Gubernur Sumsel Herman Deru saat meninjau jembatan P6 Lalan yang akan dibangun. (Dok. Pemkab Muba)
Apriyadi menambahkan, dana yang berhasil dikumpulkan baru sekitar 32,5 persen atau Rp13 miliar dari total dana yang dibutuhkan sebesar Rp40 miliar. Dana yang terkumpul dinilai masih jauh dari kebutuhan untuk membangun kembali jembatan yang ambruk.
"Kalau komitmen terpenuhi dan mereka menjamin 100 persen, pembangunan jembatan selesai dalam jangka waktu 10 bulan atau target Desember (2026) selesai sesuai arahan gubernur saat ground breaking yang lalu, tentu alur sungai bisa dipakai," jelas dia.

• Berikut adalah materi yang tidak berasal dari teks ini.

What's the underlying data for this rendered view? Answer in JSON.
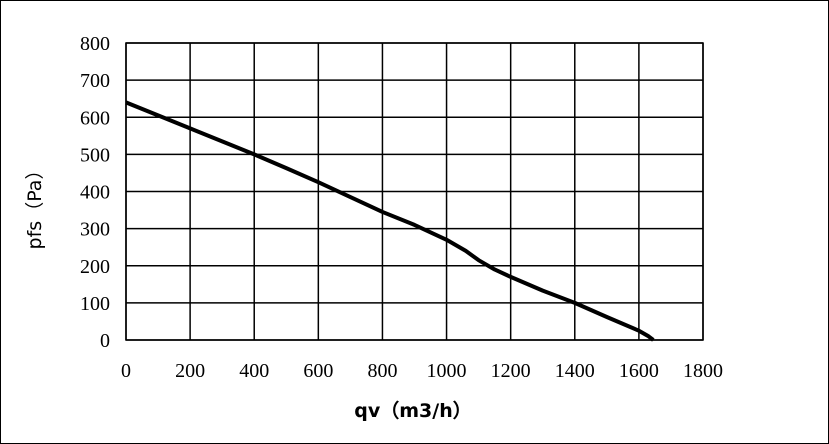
{
  "chart_data": {
    "type": "line",
    "xlabel": "qv（m3/h）",
    "ylabel": "pfs（Pa）",
    "xlim": [
      0,
      1800
    ],
    "ylim": [
      0,
      800
    ],
    "xticks": [
      0,
      200,
      400,
      600,
      800,
      1000,
      1200,
      1400,
      1600,
      1800
    ],
    "yticks": [
      0,
      100,
      200,
      300,
      400,
      500,
      600,
      700,
      800
    ],
    "x_tick_labels": [
      "0",
      "200",
      "400",
      "600",
      "800",
      "1000",
      "1200",
      "1400",
      "1600",
      "1800"
    ],
    "y_tick_labels": [
      "0",
      "100",
      "200",
      "300",
      "400",
      "500",
      "600",
      "700",
      "800"
    ],
    "grid": true,
    "series": [
      {
        "color": "#000000",
        "x": [
          0,
          100,
          200,
          300,
          400,
          500,
          600,
          700,
          800,
          900,
          1000,
          1060,
          1100,
          1150,
          1200,
          1300,
          1400,
          1500,
          1600,
          1630,
          1645
        ],
        "y": [
          640,
          605,
          570,
          535,
          500,
          463,
          425,
          385,
          345,
          310,
          270,
          240,
          215,
          190,
          170,
          133,
          100,
          62,
          25,
          10,
          0
        ]
      }
    ]
  }
}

Dirinya menegaskan, pemerintah daerah tidak ingin kembali dibohongi melalui kesepakatan yang tidak disertai komitmen pendanaan yang jelas dari perusahaan-perusahaan penerima manfaat jalur sungai tersebut. Namun demikian, pengecualian dapat diberikan apabila terdapat jaminan pembiayaan dari perbankan senilai Rp40 miliar yang diajukan oleh asosiasi.
"Kalau bisa memberi jaminan garansi bank Rp40 miliar, artinya mereka akan membayar kepada kontraktor. Mereka nanti nyicil, misal Rp 10 miliar per bulan. Tapi, kita tegas, tidak mau dibohongi lagi (terkait kesepakatan yang telah dibuat sebelumnya," beber dia.